The report that Toyota Motor Corp. surpassed No. 1 General Motors Corp. in worldwide sales in the first quarter shouldn't be viewed as evidence of U.S. industrial decline.
Automaking in the United States might never have been stronger. That's not to say General Motors Corp., Ford Motor Co. and DaimlerChrysler AG's Chrysler Corp. aren't struggling, and they won't soon, if ever, dominate the industry as they once did.
For long-term owners of the stocks and bonds of the U.S. automakers, not to mention for their workers and for their communities, the relative loss of dominance has been immense.
Detroit and Michigan are ground zero in terms of fallout from the decline of the U.S. automakers. The tax base is decreasing, municipal deficits are soaring and the United Auto Workers union is looking terminally ill.

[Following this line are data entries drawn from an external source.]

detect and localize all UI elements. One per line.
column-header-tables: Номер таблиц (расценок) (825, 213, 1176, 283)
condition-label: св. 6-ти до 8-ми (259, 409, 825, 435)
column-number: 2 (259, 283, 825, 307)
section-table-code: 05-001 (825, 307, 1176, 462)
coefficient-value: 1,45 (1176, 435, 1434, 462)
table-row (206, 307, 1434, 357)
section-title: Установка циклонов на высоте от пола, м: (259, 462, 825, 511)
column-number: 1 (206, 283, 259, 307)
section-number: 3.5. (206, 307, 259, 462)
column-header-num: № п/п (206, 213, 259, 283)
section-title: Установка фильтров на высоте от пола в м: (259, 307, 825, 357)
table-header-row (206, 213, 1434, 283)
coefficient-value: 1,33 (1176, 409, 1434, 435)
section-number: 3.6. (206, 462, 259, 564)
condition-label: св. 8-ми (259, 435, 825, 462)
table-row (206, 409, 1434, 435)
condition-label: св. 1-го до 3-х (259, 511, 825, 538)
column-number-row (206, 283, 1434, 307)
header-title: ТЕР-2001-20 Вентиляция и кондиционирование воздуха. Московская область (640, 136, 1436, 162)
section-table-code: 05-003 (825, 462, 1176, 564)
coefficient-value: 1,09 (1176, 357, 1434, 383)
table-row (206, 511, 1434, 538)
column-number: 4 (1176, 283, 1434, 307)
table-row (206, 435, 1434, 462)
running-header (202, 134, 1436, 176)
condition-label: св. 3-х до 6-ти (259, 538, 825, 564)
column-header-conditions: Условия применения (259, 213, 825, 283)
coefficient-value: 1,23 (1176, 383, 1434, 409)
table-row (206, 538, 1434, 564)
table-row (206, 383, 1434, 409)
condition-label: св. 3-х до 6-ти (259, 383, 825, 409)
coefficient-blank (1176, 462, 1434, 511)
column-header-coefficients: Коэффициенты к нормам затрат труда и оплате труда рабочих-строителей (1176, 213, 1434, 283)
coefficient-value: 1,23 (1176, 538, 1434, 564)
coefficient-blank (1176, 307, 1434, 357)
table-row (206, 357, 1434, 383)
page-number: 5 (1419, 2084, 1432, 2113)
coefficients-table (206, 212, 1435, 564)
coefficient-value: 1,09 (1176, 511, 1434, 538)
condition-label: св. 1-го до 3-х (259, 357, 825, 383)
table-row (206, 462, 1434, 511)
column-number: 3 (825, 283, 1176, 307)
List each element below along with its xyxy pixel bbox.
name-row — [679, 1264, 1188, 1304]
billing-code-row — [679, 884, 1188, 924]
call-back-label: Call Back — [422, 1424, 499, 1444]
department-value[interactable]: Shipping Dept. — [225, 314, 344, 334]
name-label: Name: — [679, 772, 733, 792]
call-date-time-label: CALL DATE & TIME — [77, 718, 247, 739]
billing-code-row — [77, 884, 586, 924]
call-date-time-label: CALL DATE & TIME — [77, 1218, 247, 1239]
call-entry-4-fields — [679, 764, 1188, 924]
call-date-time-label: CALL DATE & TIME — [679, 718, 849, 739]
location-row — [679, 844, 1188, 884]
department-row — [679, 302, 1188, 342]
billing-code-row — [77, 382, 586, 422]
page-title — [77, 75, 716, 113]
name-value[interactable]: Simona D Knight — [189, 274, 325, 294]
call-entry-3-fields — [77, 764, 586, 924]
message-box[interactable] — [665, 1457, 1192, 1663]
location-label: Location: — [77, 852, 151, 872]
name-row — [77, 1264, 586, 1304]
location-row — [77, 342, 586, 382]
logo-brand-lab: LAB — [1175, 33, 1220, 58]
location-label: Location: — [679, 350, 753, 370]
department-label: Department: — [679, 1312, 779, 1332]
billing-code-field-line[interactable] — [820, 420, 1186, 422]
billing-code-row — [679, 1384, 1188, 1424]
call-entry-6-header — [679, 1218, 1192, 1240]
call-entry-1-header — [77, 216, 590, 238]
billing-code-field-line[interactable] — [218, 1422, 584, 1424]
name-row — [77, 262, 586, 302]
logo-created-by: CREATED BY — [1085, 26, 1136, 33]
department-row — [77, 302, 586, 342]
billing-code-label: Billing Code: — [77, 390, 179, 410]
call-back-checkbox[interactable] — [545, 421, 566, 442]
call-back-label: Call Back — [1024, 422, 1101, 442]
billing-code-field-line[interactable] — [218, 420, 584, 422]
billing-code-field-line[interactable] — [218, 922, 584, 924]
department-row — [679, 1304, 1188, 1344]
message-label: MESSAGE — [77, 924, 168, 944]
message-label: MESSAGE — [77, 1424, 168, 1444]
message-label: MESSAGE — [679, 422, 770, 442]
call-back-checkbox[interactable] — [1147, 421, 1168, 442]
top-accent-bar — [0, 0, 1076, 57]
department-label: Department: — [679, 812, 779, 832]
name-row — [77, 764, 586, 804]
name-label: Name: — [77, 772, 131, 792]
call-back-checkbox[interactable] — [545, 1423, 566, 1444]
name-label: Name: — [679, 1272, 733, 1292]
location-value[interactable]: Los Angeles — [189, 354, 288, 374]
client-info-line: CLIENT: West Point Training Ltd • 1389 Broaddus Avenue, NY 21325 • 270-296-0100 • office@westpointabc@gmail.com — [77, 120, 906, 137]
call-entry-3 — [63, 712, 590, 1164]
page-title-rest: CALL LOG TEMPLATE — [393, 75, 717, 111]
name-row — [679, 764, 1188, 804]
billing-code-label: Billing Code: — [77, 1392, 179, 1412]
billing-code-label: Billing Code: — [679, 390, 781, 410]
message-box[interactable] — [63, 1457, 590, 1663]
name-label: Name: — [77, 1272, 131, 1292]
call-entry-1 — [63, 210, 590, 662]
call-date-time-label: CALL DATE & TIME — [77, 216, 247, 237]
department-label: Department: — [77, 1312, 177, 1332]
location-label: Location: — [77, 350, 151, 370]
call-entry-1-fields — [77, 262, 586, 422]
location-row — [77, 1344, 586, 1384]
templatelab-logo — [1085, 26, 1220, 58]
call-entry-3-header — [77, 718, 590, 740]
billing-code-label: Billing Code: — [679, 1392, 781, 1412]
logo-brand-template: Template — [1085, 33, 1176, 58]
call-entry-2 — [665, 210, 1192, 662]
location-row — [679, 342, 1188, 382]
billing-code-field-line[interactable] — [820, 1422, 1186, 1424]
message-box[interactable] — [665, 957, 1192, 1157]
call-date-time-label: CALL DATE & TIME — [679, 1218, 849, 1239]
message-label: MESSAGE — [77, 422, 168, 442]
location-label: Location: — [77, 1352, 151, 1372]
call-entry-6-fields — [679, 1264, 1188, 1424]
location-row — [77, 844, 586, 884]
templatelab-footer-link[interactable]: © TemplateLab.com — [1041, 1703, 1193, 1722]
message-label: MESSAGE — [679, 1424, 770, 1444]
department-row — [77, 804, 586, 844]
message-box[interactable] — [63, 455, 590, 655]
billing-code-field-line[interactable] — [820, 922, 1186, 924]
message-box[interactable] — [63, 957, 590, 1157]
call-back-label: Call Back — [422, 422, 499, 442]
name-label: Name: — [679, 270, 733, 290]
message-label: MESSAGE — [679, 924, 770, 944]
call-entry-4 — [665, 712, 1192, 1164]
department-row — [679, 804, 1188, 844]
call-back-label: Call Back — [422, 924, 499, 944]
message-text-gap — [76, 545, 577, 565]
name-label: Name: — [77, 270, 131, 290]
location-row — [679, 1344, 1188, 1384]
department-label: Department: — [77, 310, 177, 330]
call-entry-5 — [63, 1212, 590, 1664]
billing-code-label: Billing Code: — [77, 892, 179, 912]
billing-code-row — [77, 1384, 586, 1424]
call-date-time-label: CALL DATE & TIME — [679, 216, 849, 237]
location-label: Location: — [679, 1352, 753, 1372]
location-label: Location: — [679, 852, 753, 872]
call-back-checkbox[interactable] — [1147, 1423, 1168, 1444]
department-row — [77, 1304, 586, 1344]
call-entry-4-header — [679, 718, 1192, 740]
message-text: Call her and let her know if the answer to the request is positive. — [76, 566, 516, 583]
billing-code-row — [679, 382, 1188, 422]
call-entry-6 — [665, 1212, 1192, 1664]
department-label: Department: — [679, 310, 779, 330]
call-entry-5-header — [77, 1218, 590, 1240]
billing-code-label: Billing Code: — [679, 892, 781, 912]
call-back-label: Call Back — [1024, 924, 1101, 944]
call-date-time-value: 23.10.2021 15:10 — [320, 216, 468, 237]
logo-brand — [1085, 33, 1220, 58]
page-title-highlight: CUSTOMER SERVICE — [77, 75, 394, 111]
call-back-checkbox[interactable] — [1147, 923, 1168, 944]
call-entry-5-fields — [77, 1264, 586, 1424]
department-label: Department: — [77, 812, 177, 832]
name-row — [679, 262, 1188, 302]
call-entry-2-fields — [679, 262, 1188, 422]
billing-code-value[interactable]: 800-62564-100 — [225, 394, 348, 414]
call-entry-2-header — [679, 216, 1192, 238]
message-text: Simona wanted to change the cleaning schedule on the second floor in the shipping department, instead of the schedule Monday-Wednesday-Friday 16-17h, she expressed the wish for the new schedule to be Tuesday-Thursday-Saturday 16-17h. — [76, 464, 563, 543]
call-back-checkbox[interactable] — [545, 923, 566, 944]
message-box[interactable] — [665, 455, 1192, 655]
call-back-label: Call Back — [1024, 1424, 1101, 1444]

But for the U.S. economy, the rise of non-U.S. automakers -- especially the new No. 1 -- has been, on balance, a positive. From 1986 to 2006, vehicle production in the United States beyond the Big Three domestic companies grew to 3.37 million from 426,000, while imports by those automakers to the United States have fallen to 2.55 million from 3.47 million, according to the Association of International Automobile Manufacturers, a trade group. U.S. production by Detroit makers shrank by 3.7 million in the same period.